On attribue en général à l’ancien historien et géographe grec Hérodote d’avoir principalement géographiques inventé le terme « Ouest » au 5ème siècle avant JC.
Cependant, au XIe siècle, la division entre l’Occident et l’Orient est devenue résolument géopolitique, lorsque le centre du pouvoir de l’Église catholique a commencé à se déplacer vers l’Est, de Rome à Byzance. Alors que l’Église catholique et romaine représentait l’Occident, l’Église orthodoxe incarnait l’Orient.
De toute évidence, les réalités historiques ne sont jamais aussi simples, car l’histoire et ses interprétations sont décrites par des individus, avec leurs propres préjugés religieux, nationalistes et régionaux.

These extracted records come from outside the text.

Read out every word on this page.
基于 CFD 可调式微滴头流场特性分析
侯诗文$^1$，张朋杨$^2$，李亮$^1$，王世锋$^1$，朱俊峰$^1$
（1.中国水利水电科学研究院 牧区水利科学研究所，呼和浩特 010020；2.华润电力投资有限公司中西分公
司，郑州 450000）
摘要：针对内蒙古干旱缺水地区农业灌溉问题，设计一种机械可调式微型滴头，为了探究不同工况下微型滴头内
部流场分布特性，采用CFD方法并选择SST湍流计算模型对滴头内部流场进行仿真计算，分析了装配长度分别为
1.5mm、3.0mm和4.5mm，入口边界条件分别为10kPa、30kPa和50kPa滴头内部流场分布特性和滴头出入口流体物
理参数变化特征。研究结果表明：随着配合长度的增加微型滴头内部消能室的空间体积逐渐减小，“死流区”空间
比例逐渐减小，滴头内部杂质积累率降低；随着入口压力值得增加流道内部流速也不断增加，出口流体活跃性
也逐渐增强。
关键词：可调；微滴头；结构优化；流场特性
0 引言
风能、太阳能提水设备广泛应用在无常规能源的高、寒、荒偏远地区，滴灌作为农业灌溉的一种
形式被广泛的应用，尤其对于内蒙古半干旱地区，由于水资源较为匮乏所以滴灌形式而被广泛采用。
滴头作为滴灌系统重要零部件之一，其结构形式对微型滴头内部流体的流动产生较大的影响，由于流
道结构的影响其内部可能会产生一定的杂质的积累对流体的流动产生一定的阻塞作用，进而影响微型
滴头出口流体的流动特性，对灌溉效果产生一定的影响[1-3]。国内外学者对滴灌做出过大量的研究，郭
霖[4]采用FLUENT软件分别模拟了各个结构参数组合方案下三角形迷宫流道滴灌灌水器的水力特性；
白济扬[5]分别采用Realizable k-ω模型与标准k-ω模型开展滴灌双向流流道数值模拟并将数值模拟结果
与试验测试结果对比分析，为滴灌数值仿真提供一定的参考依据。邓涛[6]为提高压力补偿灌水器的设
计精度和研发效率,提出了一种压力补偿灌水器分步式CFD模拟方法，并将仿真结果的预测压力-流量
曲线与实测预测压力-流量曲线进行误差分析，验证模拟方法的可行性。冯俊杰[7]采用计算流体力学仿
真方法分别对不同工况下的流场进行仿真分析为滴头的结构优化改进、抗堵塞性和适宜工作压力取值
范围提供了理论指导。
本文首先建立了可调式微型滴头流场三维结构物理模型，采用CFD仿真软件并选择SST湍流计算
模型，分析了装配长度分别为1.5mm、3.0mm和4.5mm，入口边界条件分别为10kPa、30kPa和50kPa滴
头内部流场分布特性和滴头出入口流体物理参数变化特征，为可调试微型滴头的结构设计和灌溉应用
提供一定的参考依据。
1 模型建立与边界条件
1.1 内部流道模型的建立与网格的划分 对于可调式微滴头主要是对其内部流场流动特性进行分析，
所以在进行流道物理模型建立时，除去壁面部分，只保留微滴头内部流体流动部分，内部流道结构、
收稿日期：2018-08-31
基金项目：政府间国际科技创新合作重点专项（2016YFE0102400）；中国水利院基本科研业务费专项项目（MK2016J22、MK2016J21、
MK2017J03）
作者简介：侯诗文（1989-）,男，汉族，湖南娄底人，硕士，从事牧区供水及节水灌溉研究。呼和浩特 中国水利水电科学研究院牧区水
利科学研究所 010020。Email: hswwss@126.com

Ceux qui vivaient à « l’Est » n’avaient évidemment pas le choix en la matière, de la même manière que ceux qui vivent dans le « Moyen-Orient » d’aujourd’hui, n’étaient guère consultés avant que les puissances coloniales occidentales n’adaptent la géographie du monde de façon à représenter les « régions d’influence », et leur distance aux centres des empires occidentaux tels que Londres, Paris, Madrid, etc…
Du point de vue du « Sud global », l’Occident n’est guère de la géographie, mais plutôt une idée et, bien souvent, une mauvaise idée. Pour le Sud, l’Ouest est synonyme d’exploitation économique, d’ingérence politique et, parfois, d’interventions militaires.
Les intelligentsias du Sud sont souvent partagées entre le besoin « d’occidentalisation » et leur crainte légitime de « l’occidentalisation ». Dans des pays comme le Nigeria, la « discussion » prend souvent des tournures violentes. Le nom du groupe militant Boko Haram, par exemple, se traduit par quelque chose comme « l’éducation occidentale est interdite ».
Bien sûr, l’Occident est bien plus englobant que la géographie. Parfois, la connotation semble purement politique. L’Australie et la Nouvelle-Zélande, par exemple, sont des « pays occidentaux », même s’ils sont situés dans la zone géographique de l’Océanie.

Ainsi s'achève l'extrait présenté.